Effective since Jan. 1, 2020, employees younger than 33 years of age but who care for a child on a permanent basis must be granted five weeks of paid annual leave.
Additionally, employees who perform difficult or hazardous work are entitled to an additional week of annual leave beyond those to which they otherwise would be entitled.
Marriage Leave: Employees are entitled to one day of paid leave to be married.
Bereavement Leave: Employees are entitled to two days of paid leave following the death of a spouse or a child and another day to attend the funeral. Employees are entitled to one day of paid leave to attend the funeral of a close relative and another day if the employee arranges the funeral.

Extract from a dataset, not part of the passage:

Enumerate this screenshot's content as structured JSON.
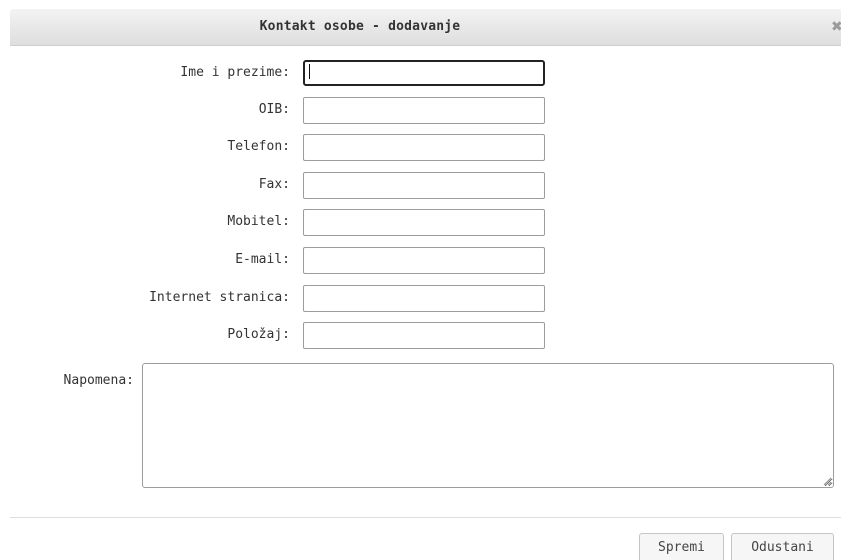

Maternity Leave: Employers must give female employees 34 weeks of maternity leave, 37 weeks if they are a single mother, and 43 weeks of maternity leave if giving birth to more than one child at a time.

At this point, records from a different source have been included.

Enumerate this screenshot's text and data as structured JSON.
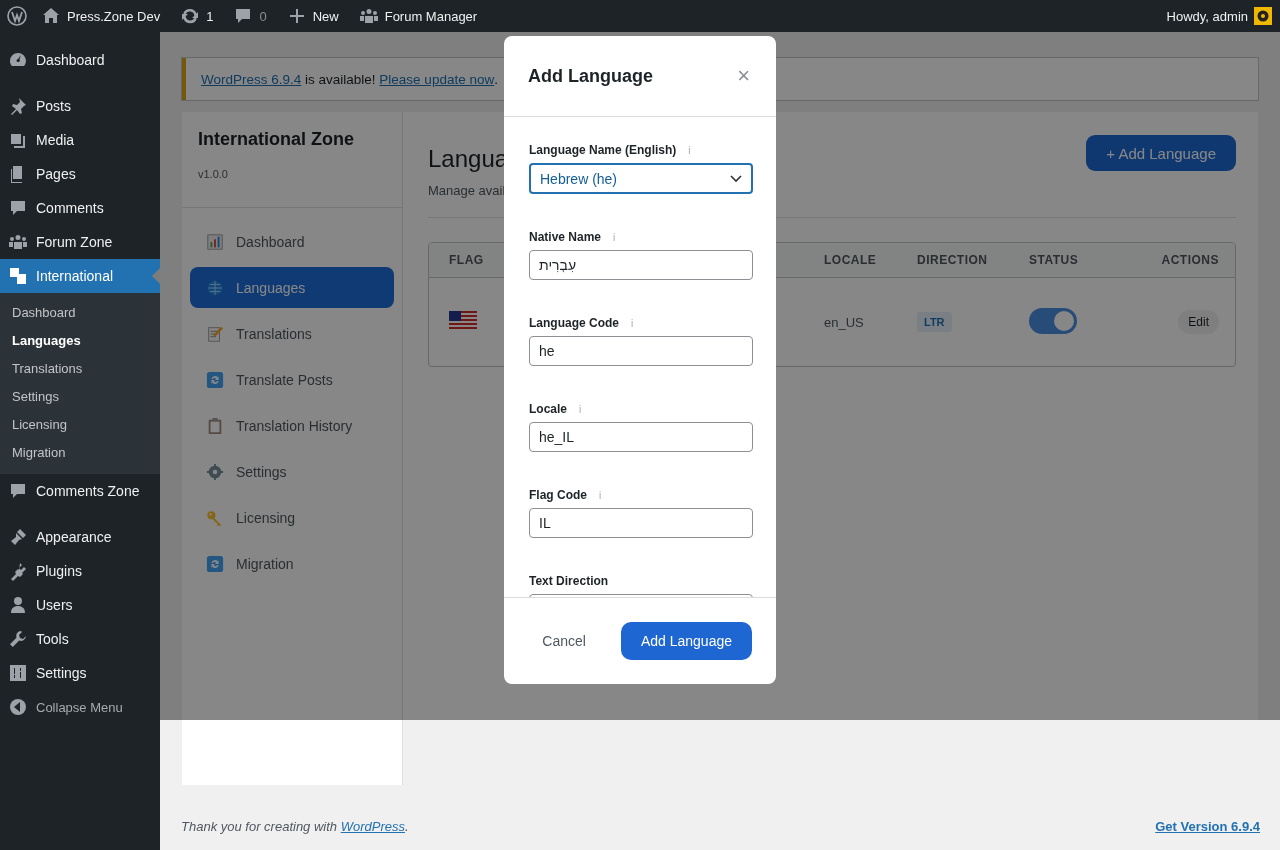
{
  "admin_bar": {
    "site": "Press.Zone Dev",
    "updates": "1",
    "comments": "0",
    "new": "New",
    "forum": "Forum Manager",
    "greeting": "Howdy, admin"
  },
  "sidebar": {
    "groups": [
      {
        "items": [
          {
            "label": "Dashboard",
            "current": false
          }
        ]
      },
      {
        "items": [
          {
            "label": "Posts",
            "current": false
          },
          {
            "label": "Media",
            "current": false
          },
          {
            "label": "Pages",
            "current": false
          },
          {
            "label": "Comments",
            "current": false
          },
          {
            "label": "Forum Zone",
            "current": false
          },
          {
            "label": "International",
            "current": true,
            "submenu": [
              {
                "label": "Dashboard",
                "selected": false
              },
              {
                "label": "Languages",
                "selected": true
              },
              {
                "label": "Translations",
                "selected": false
              },
              {
                "label": "Settings",
                "selected": false
              },
              {
                "label": "Licensing",
                "selected": false
              },
              {
                "label": "Migration",
                "selected": false
              }
            ]
          },
          {
            "label": "Comments Zone",
            "current": false
          }
        ]
      },
      {
        "items": [
          {
            "label": "Appearance",
            "current": false
          },
          {
            "label": "Plugins",
            "current": false
          },
          {
            "label": "Users",
            "current": false
          },
          {
            "label": "Tools",
            "current": false
          },
          {
            "label": "Settings",
            "current": false
          }
        ]
      }
    ],
    "collapse": "Collapse Menu"
  },
  "notice": {
    "link": "WordPress 6.9.4",
    "text": " is available! ",
    "action": "Please update now",
    "end": "."
  },
  "plugin": {
    "title": "International Zone",
    "version": "v1.0.0",
    "nav": [
      {
        "label": "Dashboard",
        "selected": false
      },
      {
        "label": "Languages",
        "selected": true
      },
      {
        "label": "Translations",
        "selected": false
      },
      {
        "label": "Translate Posts",
        "selected": false
      },
      {
        "label": "Translation History",
        "selected": false
      },
      {
        "label": "Settings",
        "selected": false
      },
      {
        "label": "Licensing",
        "selected": false
      },
      {
        "label": "Migration",
        "selected": false
      }
    ]
  },
  "page": {
    "heading": "Langua",
    "subtitle": "Manage avail",
    "add_button": "+ Add Language",
    "table": {
      "columns": [
        "FLAG",
        "LOCALE",
        "DIRECTION",
        "STATUS",
        "ACTIONS"
      ],
      "rows": [
        {
          "locale": "en_US",
          "direction": "LTR",
          "active": true,
          "action": "Edit"
        }
      ]
    }
  },
  "modal": {
    "title": "Add Language",
    "close": "×",
    "fields": [
      {
        "kind": "select",
        "label": "Language Name (English)",
        "info": "i",
        "value": "Hebrew (he)",
        "focused": true
      },
      {
        "kind": "text",
        "label": "Native Name",
        "info": "i",
        "value": "עִבְרִית",
        "focused": false
      },
      {
        "kind": "text",
        "label": "Language Code",
        "info": "i",
        "value": "he",
        "focused": false
      },
      {
        "kind": "text",
        "label": "Locale",
        "info": "i",
        "value": "he_IL",
        "focused": false
      },
      {
        "kind": "text",
        "label": "Flag Code",
        "info": "i",
        "value": "IL",
        "focused": false
      },
      {
        "kind": "text",
        "label": "Text Direction",
        "focused": false
      }
    ],
    "cancel": "Cancel",
    "submit": "Add Language"
  },
  "footer": {
    "text": "Thank you for creating with ",
    "link": "WordPress",
    "end": ".",
    "version": "Get Version 6.9.4"
  }
}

The employer is not required to pay the employee during the maternity leave, as maternity leave is paid by the Social Insurance Agency.

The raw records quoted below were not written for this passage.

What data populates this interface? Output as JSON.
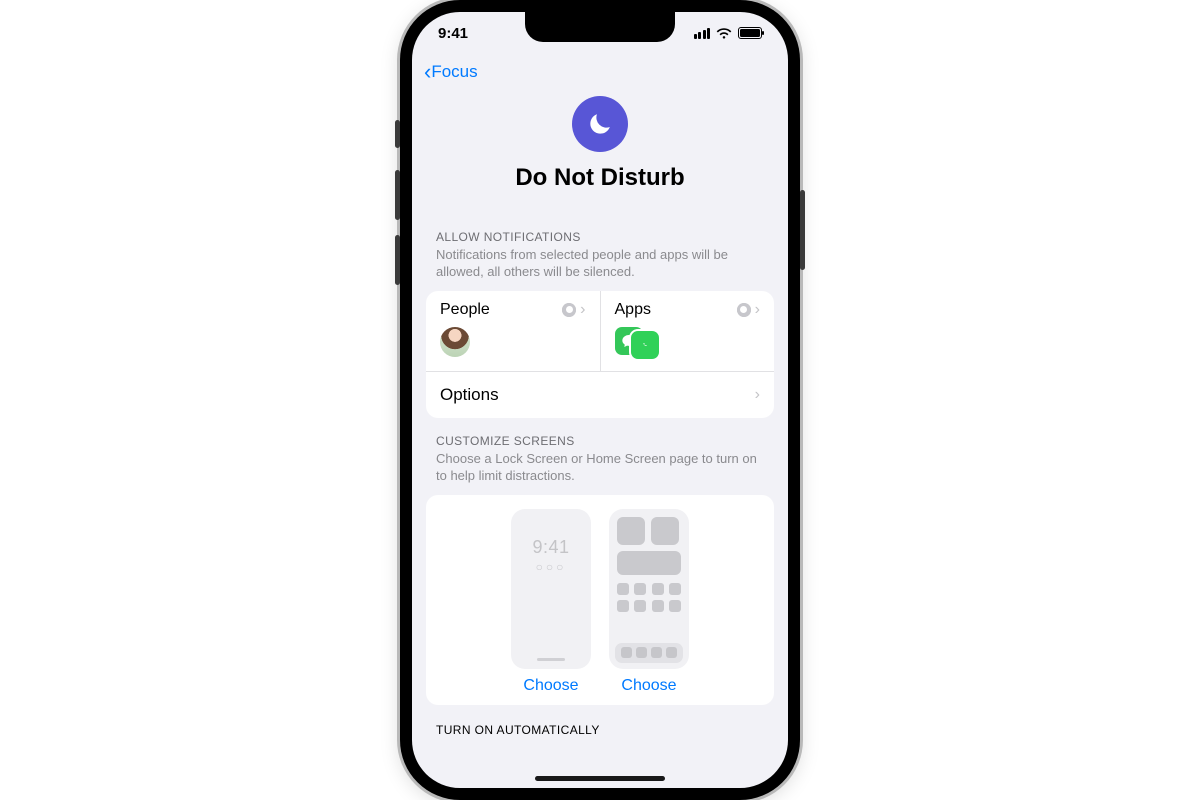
{
  "statusbar": {
    "time": "9:41"
  },
  "nav": {
    "back_label": "Focus"
  },
  "hero": {
    "title": "Do Not Disturb",
    "icon": "moon-icon"
  },
  "allow_section": {
    "title": "ALLOW NOTIFICATIONS",
    "description": "Notifications from selected people and apps will be allowed, all others will be silenced.",
    "people_label": "People",
    "apps_label": "Apps",
    "options_label": "Options",
    "apps": [
      "Messages",
      "Phone"
    ]
  },
  "customize_section": {
    "title": "CUSTOMIZE SCREENS",
    "description": "Choose a Lock Screen or Home Screen page to turn on to help limit distractions.",
    "lock_preview_time": "9:41",
    "choose_label": "Choose"
  },
  "auto_section": {
    "title": "TURN ON AUTOMATICALLY"
  },
  "colors": {
    "accent": "#007aff",
    "focus_purple": "#5856d6",
    "app_green": "#34c759"
  }
}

Parental Leave: Following maternity leave, mothers or fathers may take parental leave until the child’s third birthday. If the child has serious long-term health problems, parental leave is available until the child reaches age six.
Sick Leave: Employers are required to pay the employee during the first 10 days of sick leave. The Social Insurance Agency compensates employees for sick days taken after the 10th day. Employers must also give employees seven days per year of paid leave for treatment or assessment in a medical facility.
Wage Payment
Wages are required to take the form of a financial settlement or a settlement of financial value provided by the employer to the employee.
Bonuses and Special Benefits
It is customary for employers to pay annual bonuses to employees in an amount equal to two months of salary, sometimes referred to as the “13th and 14th month salaries,” but it is not required. The 13th month salary typically is paid each June, and the 14th monthly salary typically is paid each December.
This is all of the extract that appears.